Entry Citation: Caplan, Paula J. “Mother Blame.” Encyclopedia of Motherhood. 2010. SAGE Publications.
Mother Blame
The blaming of mothers for virtually anything that goes wrong with their young or adult offspring, as well as for a host of societal ills such as juvenile delinquency and teenage pregnancy, has been described as similar to air pollution: it is pervasive but unnoticeable until one’s attention is drawn to it or the environment changes.
Revealing the Roots of Mother Blame
Mother blame may seem to make sense, since in contrast to fathers, mothers are still generally expected to do the lion’s share of child rearing and childcare. Societal pressures on mothers to be the ones to take children to doctors and therapists render them disproportionately available for scrutiny by clinicians and researchers, and thus more likely than anyone else to be blamed for their child’s troubles. In contrast, researchers Caplan and Hall-McCorquodale found that even when professionals wrote about fathers, it tended to be either complimentary or unrelated to the child’s emotional disturbance.
A tendency to blame mothers still pervades even when the host of other influences on children is taken into account: adults visiting or living in or near the home, teachers, other children, the media, books, and the children’s innate temperaments or predispositions. Nevertheless, in a study of 125 articles written by mental health professionals in scholarly journals, mothers were blamed for 72 different kinds of problems in their offspring, ranging from bed-wetting to schizophrenia. Each article was classified in relation to 63 types of mother blame, such as numbers of words used to describe mothers and fathers, direct attributions of children’s problems only to mothers, and unquestioning acceptance of mother blame from previous writers.

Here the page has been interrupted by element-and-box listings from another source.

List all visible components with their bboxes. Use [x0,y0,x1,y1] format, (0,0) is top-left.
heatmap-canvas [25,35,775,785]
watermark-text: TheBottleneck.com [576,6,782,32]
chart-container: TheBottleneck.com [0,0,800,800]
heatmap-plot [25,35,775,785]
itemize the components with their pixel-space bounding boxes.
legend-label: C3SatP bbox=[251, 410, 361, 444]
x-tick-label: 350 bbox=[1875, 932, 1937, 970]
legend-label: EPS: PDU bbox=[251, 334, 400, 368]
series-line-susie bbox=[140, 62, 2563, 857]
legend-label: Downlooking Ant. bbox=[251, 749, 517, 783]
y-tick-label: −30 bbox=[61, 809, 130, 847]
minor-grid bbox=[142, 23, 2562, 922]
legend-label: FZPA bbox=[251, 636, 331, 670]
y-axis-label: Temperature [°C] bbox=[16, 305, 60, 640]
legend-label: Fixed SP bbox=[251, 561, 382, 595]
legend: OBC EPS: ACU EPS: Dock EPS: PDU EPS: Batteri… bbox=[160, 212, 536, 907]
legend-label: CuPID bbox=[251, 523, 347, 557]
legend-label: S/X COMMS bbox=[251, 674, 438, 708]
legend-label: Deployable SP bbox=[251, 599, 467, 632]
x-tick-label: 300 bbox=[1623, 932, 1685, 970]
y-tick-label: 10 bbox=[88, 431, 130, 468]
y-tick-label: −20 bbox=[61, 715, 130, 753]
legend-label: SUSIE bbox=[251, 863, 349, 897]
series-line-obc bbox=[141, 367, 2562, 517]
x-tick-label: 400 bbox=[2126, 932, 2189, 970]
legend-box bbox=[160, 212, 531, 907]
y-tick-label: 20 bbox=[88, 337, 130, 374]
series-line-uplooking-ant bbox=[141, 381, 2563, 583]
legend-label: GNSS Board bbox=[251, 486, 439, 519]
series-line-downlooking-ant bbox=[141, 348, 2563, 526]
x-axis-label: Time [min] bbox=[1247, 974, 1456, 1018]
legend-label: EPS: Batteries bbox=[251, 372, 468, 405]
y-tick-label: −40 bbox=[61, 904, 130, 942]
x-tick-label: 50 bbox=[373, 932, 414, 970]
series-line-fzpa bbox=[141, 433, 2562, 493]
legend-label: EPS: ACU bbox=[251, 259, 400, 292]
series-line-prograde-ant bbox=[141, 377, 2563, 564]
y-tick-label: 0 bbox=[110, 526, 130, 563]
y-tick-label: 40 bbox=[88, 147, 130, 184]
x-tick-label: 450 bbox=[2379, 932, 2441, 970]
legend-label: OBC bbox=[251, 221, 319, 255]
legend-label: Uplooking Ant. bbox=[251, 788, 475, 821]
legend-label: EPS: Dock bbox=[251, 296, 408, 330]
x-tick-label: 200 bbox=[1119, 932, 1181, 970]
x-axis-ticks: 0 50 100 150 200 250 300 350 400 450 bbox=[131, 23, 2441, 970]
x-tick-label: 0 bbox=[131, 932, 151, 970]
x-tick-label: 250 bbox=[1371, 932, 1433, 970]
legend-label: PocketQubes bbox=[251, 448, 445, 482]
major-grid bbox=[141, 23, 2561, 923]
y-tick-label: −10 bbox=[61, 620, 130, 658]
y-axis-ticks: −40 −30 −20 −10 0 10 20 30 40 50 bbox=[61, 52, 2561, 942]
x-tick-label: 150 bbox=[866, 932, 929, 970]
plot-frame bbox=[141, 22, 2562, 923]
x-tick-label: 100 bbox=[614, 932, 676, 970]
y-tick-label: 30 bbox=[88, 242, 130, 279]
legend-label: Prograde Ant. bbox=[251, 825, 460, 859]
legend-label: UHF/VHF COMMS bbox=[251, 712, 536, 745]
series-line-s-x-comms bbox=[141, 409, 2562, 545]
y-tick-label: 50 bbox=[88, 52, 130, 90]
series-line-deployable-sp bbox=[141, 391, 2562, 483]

In no category did the authors blame anyone else nearly as much as mothers, and this was true of female and male authors alike. In many of the articles, the authors went to extreme lengths to blame mothers, despite facts presented within these articles that often strongly suggested another, obvious source of the children’s problems. In contrast, fathers—even those who are sexually abusive—are rarely blamed for children’s problems.
Different Standard for Fathers
Often, a mother’s presence in her children’s lives is considered potentially dangerous, so much so that some theorists and clinicians urge mothers to decrease their involvement with their children; however, the father’s presence is considered highly desirable, and even when the father’s absence is lamented, the father is rarely blamed for being absent. This curious pattern may be partly related to the common expectation for mothers to be the primary nurturer, which results in the labeling of lapses in a mother’s nurturance as unnatural. This standard is not expected from fathers, so even a father’s absence is often described wistfully or sadly but not with anger or blame. However, evidence has shown that very young babies smile at their fathers as well as at their mothers and can form strong attachments to both, and nurturance from both fathers and mothers can powerfully affect their children, as can the absence of nurturance from either.
Because of society’s tendency to blame mothers for children’s behavior problems, mothers often blame themselves as well.
Results of Mother Blame
Three major problems result from the use of mother blame in trying to understand the causes of problems. One is that blame easily leads to the neglect of factors other than the mother that might help in addressing the problem; a second is that most people, when blamed, tend to feel overwhelmingly responsible, guilty, and anxious, which can impede their efforts to help their child; and a third is that focusing only on mothers’ influence leads to a narrow view of human experience. The patterns of therapists’ mother blame that Caplan and Hall-McCorquodale reported in their articles have continued in a wide array of arenas. As just one example, Regina Edmonds has documented the ways that some of the most prominent family systems therapists have overwhelmingly pathologized and targeted mothers, despite the fact that a family systems approach is not supposed to be selective toward anyone in the family group.
The power of mother blame places mothers under immense pressure, creating conscious or unconscious worry that everything they are doing in raising their children could be wrong and that if anything does go wrong, they alone will be held responsible. Under the circumstances, a different perspective could include increasing attention to and appreciation of the good that mothers manage to do despite such pressure.
The consequence for fathers of the ubiquity of mother blame is a paradox about the visibility of their role and the frequent distortion of it when it is noticed. Research shows that the vast majority of fathers in two-parent, heterosexual households do less than one-third of the housework and child-care; however, this work becomes far more visible than the work of the mothers, because it is not generally regarded as their responsibility. In contrast, actual harm clearly caused by some fathers, such as sexual abuse of their children, is often less visible, because victims and others focus blame on the mothers for allegedly failing to protect the children from the abuser.
Mother blame is common among not just therapists but also laypeople, and is powerful in a sexist society. Caplan revealed that quite often, those who will not tolerate offensive jokes about women will not object to the identical jokes if they are about mothers. Mother-blame has been taken to extremes, such as hate speech that is intended to shame, silence, and/or render its victims powerless, helpless, and hopeless. Mother blame can be reduced by increased awareness of the prevalent myths and perceptions about mothers that give rise to mother blame, consideration of how these perceptions affect attitudes toward mothers, consideration of other factors that may contribute to children’s problems, and acknowledgment of mothers’ strengths and positive contributions to children’s development.